I’m panicking towards a flight to Jakarta, so the ESNG show pictures will have to wait a couple of posts more.  But for now, some prototype inspiration…..

Allan & Derek recently spent a weekend on the Swanage Railway, where they were running a number of Bullied Pacific 4-6-2’s.  Some of the last steam locomotives to run on British Railways, they are handsome locomotives in both un-rebuilt and rebuilt forms.  And one of my favourites, as I saw them in their last days on services from Waterloo.

And is it really 50 years since I was behind a West Country or Battle of Britain class?

The Swanage railway is blessed by some wonderful scenic locations, none better than at Corfe Castle.

We’ll run through some of the locomotives on parade.  We start with 34052, Lord Dowding, a Battle of Britain class locomotive named after the head of RAF fighter command during the Battle of Britain in 1942.  We start at Corfe Castle, again…

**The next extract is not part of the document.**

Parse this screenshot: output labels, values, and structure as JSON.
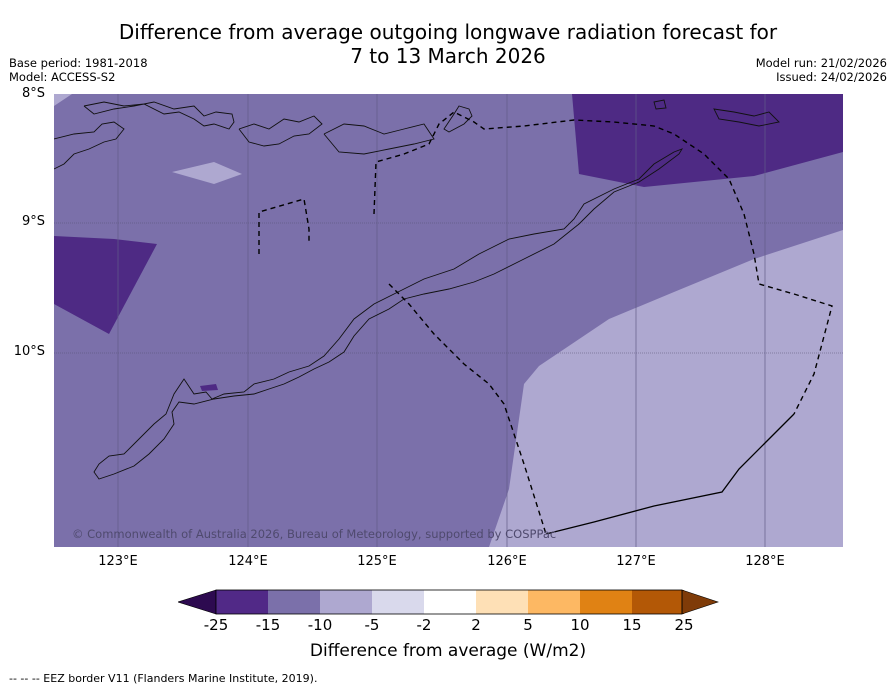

So clean you can see your face in it….


Two complete today, two photographs of un-rebuilt locomotives.  Here’s 34081, the British Railways built ’92 Squadron’, without nameplates.

And just a nameplate and ‘Golden Arrow’ logo for 34092, City of Wells.  Naming half of this class of locomotives after Southern Railway West Country, mainly holiday, destinations was a publicity success.  And naming the other half to honour the Battle of Britain airfields and squadrons was equally astute.